De Laurentiis ha già ottenuto di affiancare alla sperimentazione principale ulteriori studi di combinazione del vaccino con farmaci inibitori dei checkpoint immunologici su pazienti in fase metastatica.

Il Pascale dunque conferma di essere uno dei centri mondiali col maggior numero di trattamenti innovativi per il tumore della mammella. “I farmaci immunoterapici attuali, cosi detti inibitori dei checkpoint immunologici, – conclude de Laurentiis – agiscono sostanzialmente rimuovendo il freno immunologico che il tumore tiene premuto per evitare di essere attaccato dal sistema immunitario.
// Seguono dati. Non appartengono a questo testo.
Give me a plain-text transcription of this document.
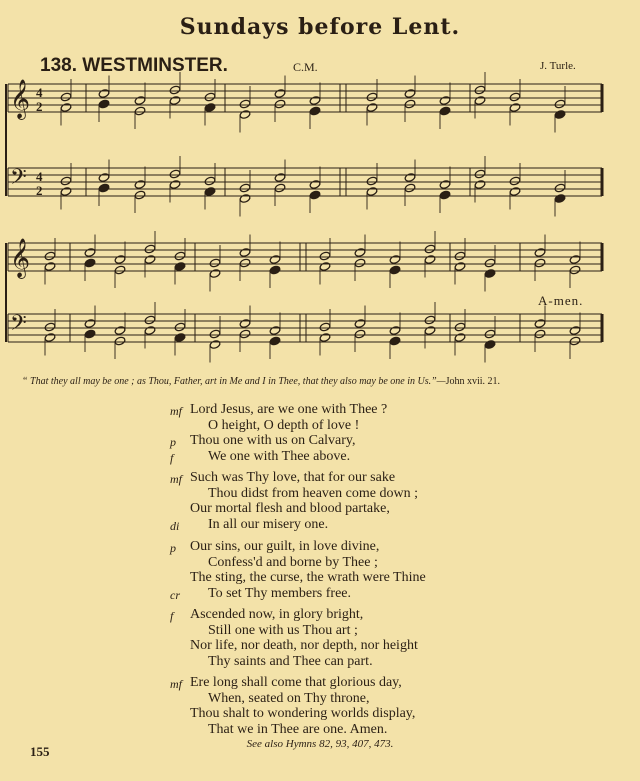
Sundays before Lent.
138. WESTMINSTER.	C.M.	J. Turle.
𝄞
𝄢
𝄞
𝄢
4
2
4
2
A-men.
“ That they all may be one ; as Thou, Father, art in Me and I in Thee, that they also may be one in Us.”—John xvii. 21.
mf Lord Jesus, are we one with Thee ?
O height, O depth of love !
p Thou one with us on Calvary,
f We one with Thee above.
mf Such was Thy love, that for our sake
Thou didst from heaven come down ;
Our mortal flesh and blood partake,
di In all our misery one.
p Our sins, our guilt, in love divine,
Confess'd and borne by Thee ;
The sting, the curse, the wrath were Thine
cr To set Thy members free.
f Ascended now, in glory bright,
Still one with us Thou art ;
Nor life, nor death, nor depth, nor height
Thy saints and Thee can part.
mf Ere long shall come that glorious day,
When, seated on Thy throne,
Thou shalt to wondering worlds display,
That we in Thee are one. Amen.
155	See also Hymns 82, 93, 407, 473.
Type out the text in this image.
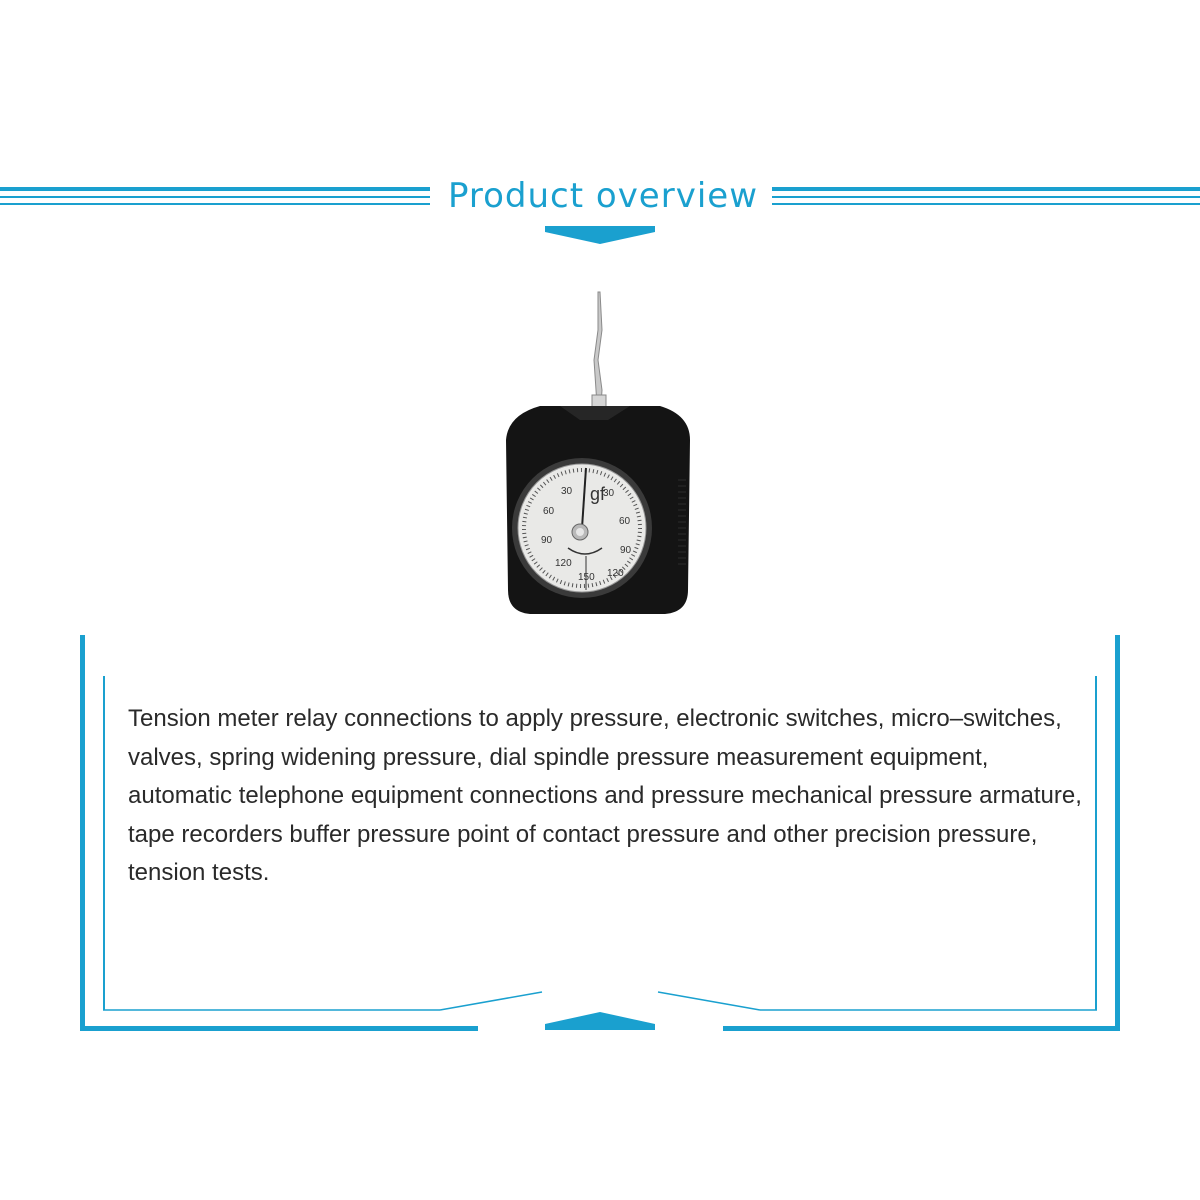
gf
30
60
90
120
30
60
90
120
150
Product overview

Tension meter relay connections to apply pressure, electronic switches, micro–switches, valves, spring widening pressure, dial spindle pressure measurement equipment, automatic telephone equipment connections and pressure mechanical pressure armature, tape recorders buffer pressure point of contact pressure and other precision pressure, tension tests.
Ne consegue un’attivazione generica del sistema immunitario che ha il potenziale negativo di scatenare patologie autoimmunitarie nell’organismo. Inoltre, questa risposta immunitaria, proprio perché in qualche modo generica, non è sempre efficace contro il tumore. Questo è forse uno dei motivi per cui l’immunoterapia ha avuto, per ora, successi limitati nelle forme tumorali meno immunogene, come il tumore della mammella. I vaccini terapeutici, invece, mirano a scatenare una risposta immunitaria altamente specifica contro il tumore, in teoria potenzialmente più efficace e con meno effetti collaterali”.